The Centers for Disease Control and Prevention (CDC), in conjunction with the Office of the Assistant Secretary for Health in the HHS Office of the Secretary hosted a meeting on Wednesday, October 20 in Atlanta to discuss HAI prevention needs and ongoing activities in these settings.  The meeting objectives were to identify novel approaches and best practices for collaboration regarding the promotion of infection control training and HAI prevention, surveillance, and oversight activities in ASCs and other licensed healthcare settings.

The participants included representatives from HHS, the Center for Medicare and Medicaid Services (CMS), state health departments, state survey agencies, and quality improvement organizations (QIOs).  Facilitated discussion centered on improving the inspection process and using inspection data for action, current and planned educational outreach, and identifying areas for improved stakeholder collaboration.
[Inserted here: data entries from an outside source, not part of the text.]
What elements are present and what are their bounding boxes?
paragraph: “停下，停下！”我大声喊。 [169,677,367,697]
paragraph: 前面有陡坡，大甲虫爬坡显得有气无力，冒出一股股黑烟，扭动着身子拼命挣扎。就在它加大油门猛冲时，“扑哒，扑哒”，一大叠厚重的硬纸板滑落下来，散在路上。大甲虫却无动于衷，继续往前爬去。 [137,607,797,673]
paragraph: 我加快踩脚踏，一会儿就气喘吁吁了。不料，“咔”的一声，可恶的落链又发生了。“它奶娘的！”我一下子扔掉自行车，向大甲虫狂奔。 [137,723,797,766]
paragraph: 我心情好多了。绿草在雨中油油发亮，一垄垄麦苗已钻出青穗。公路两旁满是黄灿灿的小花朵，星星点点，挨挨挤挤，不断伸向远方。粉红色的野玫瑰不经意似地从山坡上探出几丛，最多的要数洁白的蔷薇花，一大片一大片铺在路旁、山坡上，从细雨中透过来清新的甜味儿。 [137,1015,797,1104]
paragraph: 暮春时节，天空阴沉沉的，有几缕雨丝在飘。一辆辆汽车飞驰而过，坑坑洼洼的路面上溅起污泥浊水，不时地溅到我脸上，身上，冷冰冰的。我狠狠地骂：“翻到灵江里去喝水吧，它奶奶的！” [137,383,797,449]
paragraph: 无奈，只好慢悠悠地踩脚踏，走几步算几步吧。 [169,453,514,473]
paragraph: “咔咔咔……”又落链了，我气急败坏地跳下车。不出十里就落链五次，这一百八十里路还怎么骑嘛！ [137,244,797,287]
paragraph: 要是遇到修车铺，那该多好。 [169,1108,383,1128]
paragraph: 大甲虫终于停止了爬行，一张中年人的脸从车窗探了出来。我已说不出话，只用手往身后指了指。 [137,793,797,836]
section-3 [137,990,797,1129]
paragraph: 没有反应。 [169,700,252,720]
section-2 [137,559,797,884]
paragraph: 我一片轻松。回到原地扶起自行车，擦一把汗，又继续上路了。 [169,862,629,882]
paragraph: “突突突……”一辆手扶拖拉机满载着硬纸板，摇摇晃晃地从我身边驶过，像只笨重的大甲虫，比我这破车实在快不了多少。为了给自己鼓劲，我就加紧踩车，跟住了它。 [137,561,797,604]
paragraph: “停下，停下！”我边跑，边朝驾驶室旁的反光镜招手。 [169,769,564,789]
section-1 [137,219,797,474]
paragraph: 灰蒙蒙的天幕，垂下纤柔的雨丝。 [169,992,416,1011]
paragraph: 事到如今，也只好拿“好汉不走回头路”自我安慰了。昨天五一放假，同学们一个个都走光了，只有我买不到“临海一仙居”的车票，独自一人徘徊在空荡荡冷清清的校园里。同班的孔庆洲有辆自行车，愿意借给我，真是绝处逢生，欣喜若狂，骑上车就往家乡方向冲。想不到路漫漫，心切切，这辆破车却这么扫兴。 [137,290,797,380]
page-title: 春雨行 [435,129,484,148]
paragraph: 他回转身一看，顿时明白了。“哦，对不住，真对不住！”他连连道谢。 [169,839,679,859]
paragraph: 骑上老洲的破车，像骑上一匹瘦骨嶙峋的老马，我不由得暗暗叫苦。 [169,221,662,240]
The following discussion points were emphasized by attendees:

  • States need a mechanism to track and summarize infection control deficiencies identified during surveys to better target infection prevention outreach at the local level
  • Effective communication channels between health departments, survey agencies and QIOs are currently lacking in many states, and are  necessary to optimize prevention activities and outreach

Feedback gathered during discussion has been used to inform modifications to the HHS Action Plan to Prevent HAIs in ASCs [3] and will be used in ongoing work involving  CMS, CDC, and other partners to improve the infection control survey process in ASCs and other licensed healthcare settings.

Meeting Participants

Organizations:

Department of Health and Human Services
Centers for Medicare and Medicaid Services
CDC Foundation
American Hospital Association
Association for Professionals in Infection Control and Epidemiology
University of Nevada Las Vegas
University of North Carolina School of Medicine
Tulane University
National Association for City and County Health Officials
Los Angeles County Public Health Department

State Health Departments:

California, Colorado, Georgia, Illinois, Kansas, Massachusetts, Maryland, Minnesota, Missouri, Montana, Nevada, New Jersey, New York, North Carolina, Oklahoma, Tennessee, Texas, Virginia, Washington

State Survey Agencies:

California, Colorado, Georgia, Indiana, Massachusetts, Maryland, Minnesota, Missouri, Nevada, New York, North Carolina, Oklahoma, Tennessee, Texas

Quality Improvement Organizations:

Colorado Foundation for Medical Care (Colorado), Georgia Medical Care Foundation (Georgia), IFMC-IL (Illinois), EMMC (Maine), Masspro (Massachusetts), Delmarva  Foundation for Medical Care (Maryland), Stratis Healh (Minnesota), Primaris (Missouri), HealthInsight (Nevada), Healthcare Quality Strategies, Inc (New Jersey), IPRO (New York), Carolinas Center for Medical Excellence (North Carolina); Oklahoma Foundation for Medical Quality (Oklahoma), QSource (Tennessee), TMF Health Quality Institute (Texas).

References

  1. Schaefer MK, Jhung M, Dahl M, et al. Infection Control Assessment of Ambulatory Surgical Centers. JAMA 2010;303:2273-2279.
  2. Thompson ND, Perz JF, Moorman AC, Holmberg SD. Nonhospital Health Care-Associated Hepatitis B and C Virus Transmission: United States, 1998-2008. Annals of Internal Medicine 2009;150:33-39.
  3. HHS Action Plan to Prevent Healthcare-Associated Infections: Ambulatory Surgery Centers. Accessed December 9, 2010.